BRANDENBURG, KY (WAVE) - The U.S. Army awarded Civilian Awards for Humanitarian Services to two Brandenburg, Kentucky first responders whose quick thinking and technical skills saved the life of a 17 year old in cardiac arrest.

In a ceremony Thursday morning at the Meade County Fire Department, Brig. Gen. Margarett Barnes awarded Officer Todd Matti of the Brandenburg Police Department and Chief Larry Naser of the Meade County Fire Protection District with the awards.

On August 29, 2012, Wyatt Bean collapsed onto a teammate at Meade County High School during track practice and went into cardiac arrest.

"Everyone was like ‘Bean get up! Bean get up!' because I am a jokester," Wyatt said. "Then my whole body started shaking, and my ankles were caught under the fence, and so my teammates started holding me down."

Naser arrived on the scene moments later and shocked Wyatt's heart with an Automatic External Defibrillator until a helicopter arrived to take him to University Hospital.

Justin Bean, Wyatt's father, recalls the anxiety after receiving the phone call that his son had gone into cardiac arrest.

"When we got to the truck we had no idea [what happened], we just knew he was down," said the Justin Bean. "It was the worst feeling in the world you can imagine."

Wyatt was fortunate when he fell he didn't hit his head the wrong way. He suffers from a cyst that can kill him instantly.

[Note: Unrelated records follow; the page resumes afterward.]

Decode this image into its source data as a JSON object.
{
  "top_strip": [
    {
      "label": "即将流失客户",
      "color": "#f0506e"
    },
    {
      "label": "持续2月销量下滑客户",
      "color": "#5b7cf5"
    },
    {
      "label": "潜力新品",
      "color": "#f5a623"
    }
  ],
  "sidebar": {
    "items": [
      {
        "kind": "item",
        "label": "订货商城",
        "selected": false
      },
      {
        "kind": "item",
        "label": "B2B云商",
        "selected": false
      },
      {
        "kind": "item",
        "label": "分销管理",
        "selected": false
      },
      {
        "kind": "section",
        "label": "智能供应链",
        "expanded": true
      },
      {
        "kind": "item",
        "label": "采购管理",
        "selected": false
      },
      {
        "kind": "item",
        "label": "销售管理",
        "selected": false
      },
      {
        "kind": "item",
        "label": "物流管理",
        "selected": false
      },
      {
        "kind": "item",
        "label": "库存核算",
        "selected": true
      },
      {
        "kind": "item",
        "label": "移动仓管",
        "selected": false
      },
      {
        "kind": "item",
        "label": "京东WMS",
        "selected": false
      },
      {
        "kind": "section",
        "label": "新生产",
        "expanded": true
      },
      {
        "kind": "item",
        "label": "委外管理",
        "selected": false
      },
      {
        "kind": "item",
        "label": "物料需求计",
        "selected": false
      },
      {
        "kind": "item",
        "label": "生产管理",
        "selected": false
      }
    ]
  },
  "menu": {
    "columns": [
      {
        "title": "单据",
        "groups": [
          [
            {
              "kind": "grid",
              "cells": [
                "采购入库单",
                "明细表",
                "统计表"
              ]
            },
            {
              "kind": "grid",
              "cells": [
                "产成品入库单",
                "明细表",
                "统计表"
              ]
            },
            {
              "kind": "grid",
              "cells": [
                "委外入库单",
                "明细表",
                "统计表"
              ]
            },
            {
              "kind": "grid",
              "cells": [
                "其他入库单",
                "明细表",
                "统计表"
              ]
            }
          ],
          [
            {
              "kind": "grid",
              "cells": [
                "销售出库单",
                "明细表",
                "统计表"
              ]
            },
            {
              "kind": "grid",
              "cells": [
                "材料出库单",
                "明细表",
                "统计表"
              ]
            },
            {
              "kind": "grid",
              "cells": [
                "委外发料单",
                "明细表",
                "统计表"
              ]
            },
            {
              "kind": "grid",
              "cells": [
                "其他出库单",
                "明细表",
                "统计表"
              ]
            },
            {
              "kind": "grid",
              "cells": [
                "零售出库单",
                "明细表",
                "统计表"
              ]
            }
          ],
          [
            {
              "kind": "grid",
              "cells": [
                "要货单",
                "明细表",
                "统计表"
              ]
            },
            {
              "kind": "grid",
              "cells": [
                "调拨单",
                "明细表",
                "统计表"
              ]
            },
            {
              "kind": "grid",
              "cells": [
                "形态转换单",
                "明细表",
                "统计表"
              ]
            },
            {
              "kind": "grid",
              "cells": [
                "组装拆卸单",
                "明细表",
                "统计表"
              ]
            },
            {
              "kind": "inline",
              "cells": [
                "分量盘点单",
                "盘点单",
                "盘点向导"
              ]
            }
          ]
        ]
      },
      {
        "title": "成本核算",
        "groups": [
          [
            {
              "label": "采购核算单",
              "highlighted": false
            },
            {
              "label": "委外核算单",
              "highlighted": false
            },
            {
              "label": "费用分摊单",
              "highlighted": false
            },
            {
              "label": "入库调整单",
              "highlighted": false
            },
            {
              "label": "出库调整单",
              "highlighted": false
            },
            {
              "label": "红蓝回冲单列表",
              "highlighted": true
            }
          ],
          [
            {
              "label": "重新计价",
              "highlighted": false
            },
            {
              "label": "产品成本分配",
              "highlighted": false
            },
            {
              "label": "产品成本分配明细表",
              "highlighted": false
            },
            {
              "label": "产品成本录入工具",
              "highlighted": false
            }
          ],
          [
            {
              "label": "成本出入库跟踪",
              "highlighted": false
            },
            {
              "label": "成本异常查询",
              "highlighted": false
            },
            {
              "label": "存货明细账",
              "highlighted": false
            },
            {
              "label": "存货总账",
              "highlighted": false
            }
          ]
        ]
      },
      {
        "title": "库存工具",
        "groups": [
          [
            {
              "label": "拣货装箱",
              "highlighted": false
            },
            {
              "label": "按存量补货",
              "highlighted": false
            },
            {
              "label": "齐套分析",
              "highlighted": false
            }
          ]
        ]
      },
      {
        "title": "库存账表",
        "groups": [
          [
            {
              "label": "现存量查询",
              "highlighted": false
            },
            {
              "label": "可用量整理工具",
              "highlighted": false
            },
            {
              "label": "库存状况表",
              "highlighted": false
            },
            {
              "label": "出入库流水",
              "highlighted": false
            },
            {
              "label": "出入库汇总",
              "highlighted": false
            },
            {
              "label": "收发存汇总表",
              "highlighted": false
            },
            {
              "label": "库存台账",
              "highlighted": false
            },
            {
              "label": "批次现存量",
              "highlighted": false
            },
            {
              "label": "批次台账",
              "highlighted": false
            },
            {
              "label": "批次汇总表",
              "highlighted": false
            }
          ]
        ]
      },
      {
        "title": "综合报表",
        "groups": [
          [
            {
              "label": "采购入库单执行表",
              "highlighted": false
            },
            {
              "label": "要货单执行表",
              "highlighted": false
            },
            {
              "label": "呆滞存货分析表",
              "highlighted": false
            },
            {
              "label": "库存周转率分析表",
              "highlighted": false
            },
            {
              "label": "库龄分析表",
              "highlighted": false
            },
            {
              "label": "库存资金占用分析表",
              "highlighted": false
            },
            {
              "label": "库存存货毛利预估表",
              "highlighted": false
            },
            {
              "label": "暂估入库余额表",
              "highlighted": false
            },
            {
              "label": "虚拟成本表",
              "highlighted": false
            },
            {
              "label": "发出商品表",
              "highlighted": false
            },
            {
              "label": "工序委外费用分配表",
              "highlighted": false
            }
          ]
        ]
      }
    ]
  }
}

"I actually have an arachnoids cyst on the left side of my brain and I can actually die, like permanently, I wouldn't come back from that one if it were to rupture," said Wyatt. "I have a major vein that runs right in the middle of it and if it were to rupture I would bleed out from the brain."

Justin Bean, a former soldier, said he's thrilled the Army recognized the men who saved his son.

"I didn't know how much recognition we were going to get but it's humbling," said Officer Hatti.

Doctors are still unsure what caused Wyatt to go into cardiac arrest, but id determine it was not hereditary. Wyatt was given an internal defibrillator.